Caldo de pollo versus caldo: una guía del chef para sabores más ricos

15

Para los cocineros, los términos “caldo de pollo” y “caldo de pollo” a menudo se usan indistintamente, lo que genera confusión en el pasillo del supermercado y más allá. Ambos líquidos forman la base de innumerables sopas, guisos y salsas, pero no son lo mismo. Comprender sus diferencias, especialmente en un contexto profesional, es crucial para lograr los mejores resultados en la cocina.

La distinción clásica: huesos versus carne

Tradicionalmente, la diferencia entre caldo y caldo se reduce a los ingredientes utilizados. El caldo de pollo está hecho de huesos, que liberan colágeno cuando se cuecen a fuego lento, creando un líquido viscoso y rico en gelatina. Cuando se enfría, el caldo verdadero se tambaleará y fraguará parcialmente debido a este contenido de gelatina. El caldo, por otro lado, se elabora principalmente con carne, lo que da como resultado una consistencia más ligera y fluida. Esto no es sólo semántica; la presencia de gelatina afecta significativamente la textura y la función.

Por qué es importante la gelatina

La gelatina no se trata sólo de textura; es un componente clave para preparar salsas y glaseados ricos. El cuerpo sedoso del caldo lo hace ideal para salsas (como pollo marsala) o sopas cremosas (como avgolemono). La gelatina une la salsa, dándole una sensación aterciopelada en la boca.

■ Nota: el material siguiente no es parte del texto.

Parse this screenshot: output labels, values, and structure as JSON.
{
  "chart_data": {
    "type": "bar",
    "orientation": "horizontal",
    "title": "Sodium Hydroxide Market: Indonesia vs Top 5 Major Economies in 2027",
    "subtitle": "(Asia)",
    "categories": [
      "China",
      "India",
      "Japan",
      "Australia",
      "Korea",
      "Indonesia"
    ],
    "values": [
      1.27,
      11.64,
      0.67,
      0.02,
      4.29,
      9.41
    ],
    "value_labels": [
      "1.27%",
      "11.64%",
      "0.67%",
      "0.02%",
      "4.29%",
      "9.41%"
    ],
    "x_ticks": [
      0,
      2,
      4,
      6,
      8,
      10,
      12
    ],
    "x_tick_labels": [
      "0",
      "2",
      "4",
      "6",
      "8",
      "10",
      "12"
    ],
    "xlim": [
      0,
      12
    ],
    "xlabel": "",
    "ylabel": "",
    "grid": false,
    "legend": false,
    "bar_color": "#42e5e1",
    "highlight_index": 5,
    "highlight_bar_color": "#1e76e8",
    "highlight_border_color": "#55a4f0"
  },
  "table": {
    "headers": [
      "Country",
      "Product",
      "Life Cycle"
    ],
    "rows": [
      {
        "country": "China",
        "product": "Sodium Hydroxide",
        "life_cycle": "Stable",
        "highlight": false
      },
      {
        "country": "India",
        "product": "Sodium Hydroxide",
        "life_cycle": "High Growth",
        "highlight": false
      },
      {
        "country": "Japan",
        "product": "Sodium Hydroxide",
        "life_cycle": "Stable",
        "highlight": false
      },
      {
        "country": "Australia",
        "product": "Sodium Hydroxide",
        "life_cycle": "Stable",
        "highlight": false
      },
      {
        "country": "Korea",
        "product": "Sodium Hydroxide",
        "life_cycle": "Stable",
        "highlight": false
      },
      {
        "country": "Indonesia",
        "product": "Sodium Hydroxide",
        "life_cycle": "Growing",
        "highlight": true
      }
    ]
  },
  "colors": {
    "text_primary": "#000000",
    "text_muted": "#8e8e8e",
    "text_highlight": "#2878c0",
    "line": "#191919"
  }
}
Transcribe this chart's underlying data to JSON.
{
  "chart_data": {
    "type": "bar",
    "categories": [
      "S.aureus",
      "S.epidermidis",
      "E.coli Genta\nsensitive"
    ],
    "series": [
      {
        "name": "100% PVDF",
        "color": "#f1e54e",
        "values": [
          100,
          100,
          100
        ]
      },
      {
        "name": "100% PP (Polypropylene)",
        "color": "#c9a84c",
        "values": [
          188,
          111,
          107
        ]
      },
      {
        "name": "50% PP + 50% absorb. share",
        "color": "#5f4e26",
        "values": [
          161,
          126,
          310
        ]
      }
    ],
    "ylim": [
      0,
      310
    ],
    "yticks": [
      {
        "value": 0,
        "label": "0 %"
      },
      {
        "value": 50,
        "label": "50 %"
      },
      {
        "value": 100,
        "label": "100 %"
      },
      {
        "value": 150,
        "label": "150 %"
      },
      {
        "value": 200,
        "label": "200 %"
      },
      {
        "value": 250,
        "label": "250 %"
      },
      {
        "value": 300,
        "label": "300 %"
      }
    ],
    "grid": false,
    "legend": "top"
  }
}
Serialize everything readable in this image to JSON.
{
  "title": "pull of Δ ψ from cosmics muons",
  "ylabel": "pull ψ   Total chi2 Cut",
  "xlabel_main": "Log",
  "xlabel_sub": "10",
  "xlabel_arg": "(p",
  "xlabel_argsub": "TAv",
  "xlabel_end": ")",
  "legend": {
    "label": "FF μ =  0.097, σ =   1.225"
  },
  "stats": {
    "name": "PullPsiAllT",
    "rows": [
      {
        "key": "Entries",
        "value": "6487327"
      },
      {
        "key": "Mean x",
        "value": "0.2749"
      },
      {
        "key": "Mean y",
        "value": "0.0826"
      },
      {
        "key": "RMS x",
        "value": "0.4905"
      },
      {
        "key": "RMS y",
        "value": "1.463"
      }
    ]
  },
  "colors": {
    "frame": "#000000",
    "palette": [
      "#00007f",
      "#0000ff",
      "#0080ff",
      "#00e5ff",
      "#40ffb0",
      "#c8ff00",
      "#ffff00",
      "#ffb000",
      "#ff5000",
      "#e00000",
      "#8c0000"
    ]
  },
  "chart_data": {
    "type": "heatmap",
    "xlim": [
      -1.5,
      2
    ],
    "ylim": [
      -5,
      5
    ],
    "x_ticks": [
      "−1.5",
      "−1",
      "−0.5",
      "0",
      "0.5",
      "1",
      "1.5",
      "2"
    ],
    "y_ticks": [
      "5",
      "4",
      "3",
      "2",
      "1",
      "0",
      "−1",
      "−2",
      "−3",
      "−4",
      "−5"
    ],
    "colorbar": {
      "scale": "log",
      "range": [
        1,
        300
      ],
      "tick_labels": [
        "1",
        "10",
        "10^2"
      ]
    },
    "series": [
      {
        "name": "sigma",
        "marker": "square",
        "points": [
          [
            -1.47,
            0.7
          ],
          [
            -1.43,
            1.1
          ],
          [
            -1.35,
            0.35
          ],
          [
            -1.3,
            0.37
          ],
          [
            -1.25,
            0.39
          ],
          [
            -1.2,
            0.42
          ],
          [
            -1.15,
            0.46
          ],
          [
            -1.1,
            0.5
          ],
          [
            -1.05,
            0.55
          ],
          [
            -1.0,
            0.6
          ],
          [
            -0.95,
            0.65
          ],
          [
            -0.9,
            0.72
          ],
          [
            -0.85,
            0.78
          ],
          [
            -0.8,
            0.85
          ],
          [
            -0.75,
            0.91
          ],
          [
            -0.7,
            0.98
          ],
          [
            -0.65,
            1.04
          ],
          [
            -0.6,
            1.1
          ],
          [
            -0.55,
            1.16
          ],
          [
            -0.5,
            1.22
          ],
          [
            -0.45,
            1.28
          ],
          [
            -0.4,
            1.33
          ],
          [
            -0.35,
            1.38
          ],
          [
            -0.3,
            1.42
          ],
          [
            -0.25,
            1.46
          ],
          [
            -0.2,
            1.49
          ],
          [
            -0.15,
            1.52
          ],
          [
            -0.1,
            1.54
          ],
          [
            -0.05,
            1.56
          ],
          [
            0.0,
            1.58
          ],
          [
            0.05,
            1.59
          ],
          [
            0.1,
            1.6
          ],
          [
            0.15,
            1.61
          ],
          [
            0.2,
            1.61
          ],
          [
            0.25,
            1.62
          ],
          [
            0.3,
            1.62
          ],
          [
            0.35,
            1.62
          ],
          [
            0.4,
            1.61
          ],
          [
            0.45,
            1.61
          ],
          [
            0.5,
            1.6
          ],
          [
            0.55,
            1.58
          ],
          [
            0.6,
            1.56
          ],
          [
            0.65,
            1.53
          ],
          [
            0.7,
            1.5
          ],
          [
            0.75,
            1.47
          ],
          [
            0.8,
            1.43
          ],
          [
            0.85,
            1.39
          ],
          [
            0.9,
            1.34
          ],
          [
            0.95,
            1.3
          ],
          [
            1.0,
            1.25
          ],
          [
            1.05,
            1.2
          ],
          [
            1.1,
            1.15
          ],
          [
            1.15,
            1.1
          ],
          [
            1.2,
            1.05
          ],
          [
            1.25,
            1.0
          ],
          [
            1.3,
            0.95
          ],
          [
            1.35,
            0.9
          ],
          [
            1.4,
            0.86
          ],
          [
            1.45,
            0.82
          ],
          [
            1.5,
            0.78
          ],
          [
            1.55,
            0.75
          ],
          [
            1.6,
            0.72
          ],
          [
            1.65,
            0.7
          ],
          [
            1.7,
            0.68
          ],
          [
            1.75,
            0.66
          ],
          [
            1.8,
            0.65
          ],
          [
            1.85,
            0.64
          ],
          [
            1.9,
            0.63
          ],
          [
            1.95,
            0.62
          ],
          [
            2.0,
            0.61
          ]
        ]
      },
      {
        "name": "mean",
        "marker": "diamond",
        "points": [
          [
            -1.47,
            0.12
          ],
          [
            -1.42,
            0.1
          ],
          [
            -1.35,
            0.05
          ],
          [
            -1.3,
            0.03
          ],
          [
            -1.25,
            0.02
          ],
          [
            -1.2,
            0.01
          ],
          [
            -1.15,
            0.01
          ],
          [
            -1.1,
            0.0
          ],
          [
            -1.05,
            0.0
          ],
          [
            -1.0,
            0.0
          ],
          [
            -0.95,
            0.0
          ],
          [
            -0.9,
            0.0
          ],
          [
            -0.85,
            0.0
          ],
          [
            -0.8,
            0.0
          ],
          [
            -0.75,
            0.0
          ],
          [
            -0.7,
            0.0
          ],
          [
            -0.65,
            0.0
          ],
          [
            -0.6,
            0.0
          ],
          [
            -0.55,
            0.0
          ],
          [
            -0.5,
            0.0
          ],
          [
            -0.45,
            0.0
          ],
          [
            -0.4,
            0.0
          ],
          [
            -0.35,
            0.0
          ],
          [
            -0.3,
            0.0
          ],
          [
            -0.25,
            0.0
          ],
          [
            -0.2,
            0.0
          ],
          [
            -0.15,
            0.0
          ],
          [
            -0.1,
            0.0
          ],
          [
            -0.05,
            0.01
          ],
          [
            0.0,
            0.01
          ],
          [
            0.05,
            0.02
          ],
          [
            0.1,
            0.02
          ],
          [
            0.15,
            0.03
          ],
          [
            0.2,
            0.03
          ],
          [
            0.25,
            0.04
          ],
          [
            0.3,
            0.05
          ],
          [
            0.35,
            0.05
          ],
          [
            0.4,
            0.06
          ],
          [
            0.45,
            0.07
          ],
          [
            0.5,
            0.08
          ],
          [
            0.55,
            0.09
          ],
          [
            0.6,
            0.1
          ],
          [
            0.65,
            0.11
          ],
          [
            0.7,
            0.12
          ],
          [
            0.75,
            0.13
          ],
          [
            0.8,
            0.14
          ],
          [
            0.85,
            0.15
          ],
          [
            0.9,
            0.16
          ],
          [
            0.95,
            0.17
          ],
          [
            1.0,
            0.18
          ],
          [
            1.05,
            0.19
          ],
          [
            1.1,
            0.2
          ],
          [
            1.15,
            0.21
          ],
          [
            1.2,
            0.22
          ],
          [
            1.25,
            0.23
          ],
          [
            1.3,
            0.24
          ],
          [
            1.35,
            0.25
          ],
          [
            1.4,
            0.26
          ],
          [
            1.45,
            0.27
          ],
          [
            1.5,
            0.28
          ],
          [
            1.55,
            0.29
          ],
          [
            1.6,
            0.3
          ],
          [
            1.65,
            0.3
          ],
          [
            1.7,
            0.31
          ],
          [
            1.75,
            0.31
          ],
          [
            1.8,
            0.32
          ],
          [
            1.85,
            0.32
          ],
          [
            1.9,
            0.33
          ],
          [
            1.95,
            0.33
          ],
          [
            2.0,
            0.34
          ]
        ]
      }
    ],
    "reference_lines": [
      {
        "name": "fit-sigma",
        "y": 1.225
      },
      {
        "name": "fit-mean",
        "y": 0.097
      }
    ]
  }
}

Sin embargo, la gelatina puede interferir con los almidones. Al cocinar arroz, pasta o patatas, el exceso de gelatina puede impedir que los gránulos se hidraten adecuadamente, dando lugar a una textura gomosa. En estos casos, el caldo (por su cuerpo más ligero) es la opción preferida.

Condimento e historia culinaria

Tradicionalmente, la cocina francesa dicta que los caldos se sazonan después de colar, y están listos para su disfrute inmediato. Sin embargo, las existencias se dejan intencionalmente sin condimentar, lo que actúa como componente básico para platos más complejos donde el control de la sal es esencial. Este enfoque surge de una necesidad histórica: los primeros chefs de restaurantes descubrieron que hacer caldo a partir de huesos y sobras era mucho más eficiente que desperdiciar carne solo para la salsa.

Confusión comprada en la tienda

Desafortunadamente, la claridad de estas distinciones se disuelve cuando llegas al supermercado. El USDA permite a los fabricantes etiquetar los productos como “caldo” o “caldo” a su discreción. Esto significa que muchas opciones compradas en tiendas etiquetadas como “caldo” en realidad se parecen más al caldo en consistencia y sabor. Si quieres un verdadero caldo rico en gelatina, hacerlo en casa es la mejor opción.

Sustitución: proceder con precaución

Si bien las sustituciones no son ideales, a veces son necesarias. Si una receta requiere caldo pero solo tienes caldo, puedes agregar gelatina para espesarlo. Por el contrario, puedes diluir el caldo con agua para lograr una consistencia similar a la de un caldo.

Al final, en la cocina prevalece el pragmatismo. Elija el líquido que mejor se adapte a la textura y al perfil de sabor deseados del plato, y no tema adaptarlo cuando sea necesario.

El principio básico es comprender por qué cada líquido se comporta como lo hace. Ya sea que busque una salsa sedosa o un arroz perfectamente hidratado, elegir entre caldo y caldo (y saber lo que realmente está obteniendo) mejorará su cocina.